Flow Engineering’s particular strength in this context is that the boundary between what is in-scope and what is out-of-scope becomes formally queryable. You can ask: which requirements depend on ODD parameter X? Which verification tests cover the boundary condition for use case Y? Which exclusion requirements lack a linked design response? These queries surface gaps in coverage that manual review routinely misses, especially as the system evolves and boundary definitions drift relative to the verification record.
Practical Starting Points
If you are building or revising your systems engineering process for a platform product, the following sequence is operationally useful:
Start with an ODD enumeration session, not a requirements write-down. Gather the systems engineer, the safety engineer, the lead application engineer, and a field service representative. Enumerate every environmental and operational parameter the system depends on for correct behavior. For each parameter, establish the designed range, the tested range, and the known-hazardous range. These three numbers define the boundary and the margin simultaneously.
Convert each exclusion to a design question. For every use case or environmental condition you are explicitly excluding, ask: if a user ends up here anyway, what does the system do? If the answer is “we don’t know,” that is a design gap, not a documentation gap. Assign it as a requirement.
Build the coverage matrix before you build the verification plan. If you build the verification plan first, you will verify what you designed. The coverage matrix forces you to verify whether what you designed covers what you actually need to claim.
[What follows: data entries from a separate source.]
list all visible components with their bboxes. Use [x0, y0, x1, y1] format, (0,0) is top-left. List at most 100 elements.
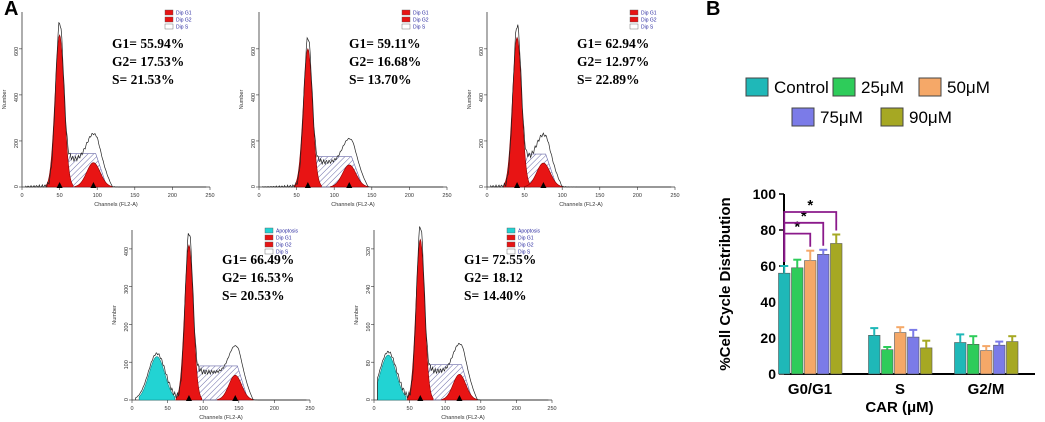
y-tick-label: 0 [768, 366, 776, 382]
peak-marker [514, 182, 521, 188]
significance-bracket [783, 211, 838, 262]
stat-g1: G1= 62.94% [577, 36, 649, 51]
y-axis-label: Number [2, 90, 8, 110]
x-axis-label: Channels (FL2-A) [94, 202, 138, 208]
legend-swatch [401, 23, 411, 30]
legend-swatch [401, 16, 411, 23]
x-tick-label: 50 [294, 193, 300, 199]
x-tick-label: 100 [441, 406, 450, 412]
peak-marker [56, 182, 63, 188]
legend-label: Dip G1 [276, 236, 292, 242]
y-tick-label: 100 [124, 360, 130, 369]
stat-g2: G2= 17.53% [112, 54, 184, 69]
bar [920, 347, 933, 375]
histogram-50um: 0 50 100 150 200 250 0 200 400 600 Channels (FL2-A… [467, 9, 680, 208]
phase-stats: G1= 62.94% G2= 12.97% S= 22.89% [577, 36, 649, 87]
phase-stats: G1= 66.49% G2= 16.53% S= 20.53% [222, 252, 294, 303]
legend-swatch [164, 16, 174, 23]
y-axis-label: Number [239, 90, 245, 110]
y-tick-label: 200 [14, 139, 20, 148]
x-axis-label: Channels (FL2-A) [441, 415, 485, 421]
legend-label: Dip S [276, 250, 289, 256]
legend-label: Dip S [518, 250, 531, 256]
y-axis-label: Number [467, 90, 473, 110]
peak-marker [90, 182, 97, 188]
legend-label: Dip G1 [641, 11, 657, 17]
x-tick-label: 50 [57, 193, 63, 199]
histogram-25um: 0 50 100 150 200 250 0 200 400 600 Channels (FL2-A… [239, 9, 452, 208]
x-tick-label: 200 [270, 406, 279, 412]
x-tick-label: 100 [330, 193, 339, 199]
legend-label: Dip G1 [413, 11, 429, 17]
y-tick-label: 0 [366, 398, 372, 401]
bar [980, 350, 993, 375]
x-axis-label: Channels (FL2-A) [199, 415, 243, 421]
peak-marker [346, 182, 353, 188]
legend-label-0: Control [774, 78, 829, 97]
y-tick-label: 160 [366, 322, 372, 331]
x-tick-label: 250 [547, 406, 556, 412]
bar [881, 349, 894, 375]
legend-label: Dip G2 [276, 243, 292, 249]
peak-marker [185, 395, 192, 401]
legend-label: Dip G2 [413, 18, 429, 24]
bar [778, 272, 791, 375]
x-tick-label: 150 [367, 193, 376, 199]
y-tick-label: 200 [479, 139, 485, 148]
histogram-outline [25, 21, 207, 188]
x-tick-label: 0 [257, 193, 260, 199]
legend-label-1: 25μM [861, 78, 904, 97]
bar [894, 332, 907, 375]
y-tick-label: 320 [366, 247, 372, 256]
y-tick-label: 200 [251, 139, 257, 148]
x-tick-label: 200 [405, 193, 414, 199]
y-tick-label: 0 [124, 398, 130, 401]
legend-swatch [629, 16, 639, 23]
x-tick-label: 50 [407, 406, 413, 412]
y-tick-label: 400 [479, 93, 485, 102]
stat-g2: G2= 16.53% [222, 270, 294, 285]
legend-swatch [506, 234, 516, 241]
x-tick-label: S [895, 381, 905, 398]
legend-swatch [264, 241, 274, 248]
x-tick-label: 0 [20, 193, 23, 199]
y-tick-label: 40 [760, 294, 776, 310]
x-tick-label: 200 [633, 193, 642, 199]
x-axis-label: Channels (FL2-A) [331, 202, 375, 208]
x-tick-label: 0 [372, 406, 375, 412]
phase-stats: G1= 59.11% G2= 16.68% S= 13.70% [349, 36, 421, 87]
y-tick-label: 300 [124, 285, 130, 294]
legend-label-4: 90μM [909, 108, 952, 127]
y-tick-label: 100 [753, 186, 777, 202]
bar [993, 344, 1006, 375]
stat-g1: G1= 72.55% [464, 252, 536, 267]
significance-star: * [801, 208, 807, 225]
x-tick-label: 250 [670, 193, 679, 199]
bar [830, 243, 843, 375]
x-tick-label: 250 [205, 193, 214, 199]
histogram-outline [262, 36, 444, 188]
phase-stats: G1= 72.55% G2= 18.12 S= 14.40% [464, 252, 536, 303]
legend-swatch-4 [880, 107, 904, 127]
panel-b-label: B [706, 0, 721, 20]
histogram-outline [135, 233, 307, 401]
legend-label: Dip G1 [518, 236, 534, 242]
stat-g1: G1= 55.94% [112, 36, 184, 51]
x-tick-label: 50 [165, 406, 171, 412]
panel-a-label: A [4, 0, 19, 20]
y-tick-label: 80 [760, 222, 776, 238]
stat-s: S= 22.89% [577, 72, 639, 87]
bar [967, 343, 980, 375]
y-axis-label: Number [354, 305, 360, 325]
peak-marker [540, 182, 547, 188]
legend-label: Dip S [641, 25, 654, 31]
x-tick-label: 0 [485, 193, 488, 199]
legend-label: Apoptosis [276, 229, 298, 235]
y-tick-label: 240 [366, 285, 372, 294]
histogram-90um: 0 50 100 150 200 250 0 80 160 240 320 Channels (FL2… [354, 226, 557, 421]
bar [954, 342, 967, 375]
x-axis-label: CAR (μM) [865, 399, 933, 416]
stat-g2: G2= 18.12 [464, 270, 523, 285]
legend-swatch [506, 248, 516, 255]
y-tick-label: 200 [124, 322, 130, 331]
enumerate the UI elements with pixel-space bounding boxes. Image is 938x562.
Link every performance requirement to its applicable conditions. In your requirements platform, treat ODD parameters and use case boundaries as first-class artifacts that requirements link to. If you are using a platform that supports this natively — Flow Engineering being the example most directly suited to this model — use that capability systematically, not just for high-level requirements.
Plan your post-deployment monitoring against your ODD parameters. The regulatory obligation under ISO 14971 and equivalent standards is not just to analyze misuse risk before deployment. It is to monitor whether your analysis was accurate. Define the field data you will collect and the thresholds that would trigger a risk analysis update.
The Honest Assessment
The reason platform products get used in ways they were never designed for is that they are useful. That usefulness is the goal. The engineering obligation is not to prevent all out-of-scope use — you cannot — but to define the boundary rigorously, design honestly for what happens when it is crossed, and create the formal record that connects those decisions to the product in the field.
The standards are aligned on this. The regulatory reviewers expect it. The litigation history of autonomous systems and medical devices makes it operational necessity. The teams that do this well are not the ones with the most thorough warnings in their manuals. They are the ones whose requirements set tells a coherent, connected story about what the system was designed to do, under what conditions, and what it was designed to do when reality diverged from those conditions.
That story has to be built in, not written after the fact.